Odd this day
27 April 1307
YES, OF COURSE: it’s the 717th anniversary of a legal battle in medieval England over whether royal groom Thomas Scott could piss in the street with impunity — an incident which undoes most of what we think we know about sanitation in The Olden Days.
Obviously, it was the scrapping as much as the pissing that caused the problem, but the important thing to note here is that Thomas Scott didn’t have to piss in the street, despite the image we have those times.
I am in debt to Tim O’Neill for alerting me to this tale. That link leads to a thread on… a social media platform where decency fears to tread, but it has some fascinating detail on exactly why and how we’re wrong about medieval filth. Basically, it’s not a simple question of more muck the further back you go. O’Neill says:
…people then felt the same as us about walking in crap. This is why depictions of city and town streets in medieval art tend to show them as usually paved and pretty clean. Small cities meant the smaller populations were generally able to handle sanitation themselves, though town and city councils did do some work maintaining public toilets and carting away garbage from communal areas like markets.
There were also “ordinances controlling messy and smelly industries, like slaughterhouses, fish and meat markets and tanning”, and if they broke the rules, they could be “fined or shut down”.
Medieval cities and towns had more space and more room for yards, cesspits and refuse piles than later, larger urban centres. As usual, the Middle Ages get blamed for things that actually only appeared much later, on the assumption that if things were crowded, filthy and disgusting in the cities of the eighteenth and nineteenth centuries (and they were) they *must* have even worse in the Middle Ages because “medieval = bad”.
This assumes that history is a linear, teleological progress of increasing sophistication and advancement, so the further back you go, the worse everything gets. Though for some reason this doesn’t apply to the Romans, who were all very clean and fragrant — despite the fact they really weren’t and ancient Rome was a pestilential, stinking hellhole.
There are also
the Hollywood stereotypes from medieval and fantasy movies and TV shows, which is where most people get their conception of history.
Anyway, he recommended a book, Urban Bodies: Communal Health in Late Medieval English Towns and Cities, by historian Carole Rawcliffe. Which, obviously, I couldn’t resist.
Apparently, there were ‘pissyngholes’ all over the place, especially on bridges, so your bodily excretions could drop directly into a river and be magicked away. (Yes, that is a principle that still seems to hold in some quarters, not least the boardrooms of water companies, but I digress.)

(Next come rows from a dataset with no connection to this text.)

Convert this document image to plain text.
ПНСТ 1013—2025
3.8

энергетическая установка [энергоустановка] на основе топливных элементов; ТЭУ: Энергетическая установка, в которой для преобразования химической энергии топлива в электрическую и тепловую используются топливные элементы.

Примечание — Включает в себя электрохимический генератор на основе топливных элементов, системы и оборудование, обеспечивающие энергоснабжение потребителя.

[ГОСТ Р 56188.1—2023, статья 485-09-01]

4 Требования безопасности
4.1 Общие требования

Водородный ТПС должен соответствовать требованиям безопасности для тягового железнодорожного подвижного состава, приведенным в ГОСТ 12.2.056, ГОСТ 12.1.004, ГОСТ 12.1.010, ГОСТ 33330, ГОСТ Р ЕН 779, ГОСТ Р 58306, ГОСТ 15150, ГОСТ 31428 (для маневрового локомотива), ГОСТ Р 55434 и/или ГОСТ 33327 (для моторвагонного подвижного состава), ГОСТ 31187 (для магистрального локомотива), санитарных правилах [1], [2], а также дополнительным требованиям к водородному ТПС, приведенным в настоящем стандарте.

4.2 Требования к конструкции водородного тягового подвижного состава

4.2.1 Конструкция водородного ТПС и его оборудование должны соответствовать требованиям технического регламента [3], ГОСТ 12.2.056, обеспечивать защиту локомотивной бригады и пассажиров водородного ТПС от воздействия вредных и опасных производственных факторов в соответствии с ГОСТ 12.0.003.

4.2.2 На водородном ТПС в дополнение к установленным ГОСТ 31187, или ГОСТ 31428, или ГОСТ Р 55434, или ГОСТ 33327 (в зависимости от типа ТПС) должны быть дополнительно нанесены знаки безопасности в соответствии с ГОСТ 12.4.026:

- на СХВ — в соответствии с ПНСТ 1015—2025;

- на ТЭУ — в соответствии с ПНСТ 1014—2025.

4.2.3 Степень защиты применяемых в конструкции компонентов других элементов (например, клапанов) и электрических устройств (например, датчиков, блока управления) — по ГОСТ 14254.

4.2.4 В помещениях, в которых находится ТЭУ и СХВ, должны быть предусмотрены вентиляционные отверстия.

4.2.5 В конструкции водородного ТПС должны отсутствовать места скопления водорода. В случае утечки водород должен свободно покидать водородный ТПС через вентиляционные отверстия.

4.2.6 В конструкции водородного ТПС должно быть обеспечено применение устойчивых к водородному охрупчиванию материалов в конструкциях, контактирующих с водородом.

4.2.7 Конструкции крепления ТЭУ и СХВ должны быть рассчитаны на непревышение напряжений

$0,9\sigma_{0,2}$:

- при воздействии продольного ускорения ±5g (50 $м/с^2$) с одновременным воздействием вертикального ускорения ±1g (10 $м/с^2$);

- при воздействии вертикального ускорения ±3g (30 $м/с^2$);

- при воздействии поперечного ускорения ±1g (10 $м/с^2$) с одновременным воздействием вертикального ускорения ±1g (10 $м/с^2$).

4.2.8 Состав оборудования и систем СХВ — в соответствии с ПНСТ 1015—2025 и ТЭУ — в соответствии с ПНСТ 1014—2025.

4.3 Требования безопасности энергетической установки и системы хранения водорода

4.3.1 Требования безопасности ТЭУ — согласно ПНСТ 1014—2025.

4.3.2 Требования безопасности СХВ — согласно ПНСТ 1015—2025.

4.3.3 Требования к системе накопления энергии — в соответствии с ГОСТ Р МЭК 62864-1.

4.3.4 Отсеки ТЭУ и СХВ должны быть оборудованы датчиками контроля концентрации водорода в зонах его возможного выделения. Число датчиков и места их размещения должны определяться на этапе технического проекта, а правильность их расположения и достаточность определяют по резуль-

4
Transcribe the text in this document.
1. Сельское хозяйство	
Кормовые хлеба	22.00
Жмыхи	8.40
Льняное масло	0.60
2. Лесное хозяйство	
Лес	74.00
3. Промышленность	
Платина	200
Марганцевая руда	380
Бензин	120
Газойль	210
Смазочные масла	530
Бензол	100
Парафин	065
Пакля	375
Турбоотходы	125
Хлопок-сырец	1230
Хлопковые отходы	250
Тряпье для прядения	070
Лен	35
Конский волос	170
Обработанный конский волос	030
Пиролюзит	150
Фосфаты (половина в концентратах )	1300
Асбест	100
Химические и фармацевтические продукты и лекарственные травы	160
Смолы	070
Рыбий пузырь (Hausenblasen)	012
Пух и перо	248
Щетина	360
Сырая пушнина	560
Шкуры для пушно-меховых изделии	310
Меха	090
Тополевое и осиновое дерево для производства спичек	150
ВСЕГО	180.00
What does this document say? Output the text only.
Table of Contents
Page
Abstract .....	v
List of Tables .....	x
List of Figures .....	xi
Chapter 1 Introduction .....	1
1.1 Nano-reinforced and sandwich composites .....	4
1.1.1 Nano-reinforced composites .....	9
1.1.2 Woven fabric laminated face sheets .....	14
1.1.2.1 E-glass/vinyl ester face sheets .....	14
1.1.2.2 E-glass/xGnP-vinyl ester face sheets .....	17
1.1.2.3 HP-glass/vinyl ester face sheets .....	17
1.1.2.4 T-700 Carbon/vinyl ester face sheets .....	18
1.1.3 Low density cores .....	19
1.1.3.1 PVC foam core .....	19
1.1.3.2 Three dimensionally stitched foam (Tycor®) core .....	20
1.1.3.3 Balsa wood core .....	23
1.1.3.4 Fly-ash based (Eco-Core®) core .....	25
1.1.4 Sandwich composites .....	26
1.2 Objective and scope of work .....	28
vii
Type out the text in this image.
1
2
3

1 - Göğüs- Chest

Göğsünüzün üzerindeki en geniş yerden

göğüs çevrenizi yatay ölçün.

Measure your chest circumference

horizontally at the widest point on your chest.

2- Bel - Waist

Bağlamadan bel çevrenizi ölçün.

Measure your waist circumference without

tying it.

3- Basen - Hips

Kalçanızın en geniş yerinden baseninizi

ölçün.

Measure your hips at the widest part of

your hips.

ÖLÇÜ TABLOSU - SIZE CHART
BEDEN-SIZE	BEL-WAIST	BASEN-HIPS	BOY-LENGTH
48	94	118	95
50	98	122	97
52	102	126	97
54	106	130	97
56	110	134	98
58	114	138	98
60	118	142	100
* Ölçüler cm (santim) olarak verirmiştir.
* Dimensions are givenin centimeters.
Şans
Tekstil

There were five ‘places of easement for the common people’ on Hull’s waterfront in the 15th century, and a ‘long house’ was
built on the bank of the Thames by the executors of Richard Whittington
— yes, that guy — and
catered for significant numbers at a time.
…which means panto scripts need updating to record his contribution to sewerage.
And something I thought I’d learnt from Horrible Histories had to be unlearnt on flicking through this book. I thought ‘gong-farmers’ — people who emptied privies and cesspits — were the lowest-paid and lowest regarded people, and smelled bad and lived in squalor. But
the emptying of cesspits could prove … expensive … being generally delegated to ‘gong fermours’ whose high rate of pay reflects the disagreeable nature of their work.
So, cast aside your stereotypical view of streets running with shite — there weren’t quite so many people flinging bucketfuls of plop out the window as you thought. Mind you, the book does say there’d been complaints about
the filthy narrow lanes leading down to the Thames … since at least the 1270s
So, there was room for improvement. Anyway, here’s an illustration from around 1280 of… er, no, no idea, but it seems to involve bodily functions
…so I can just about get away with claiming it’s relevant.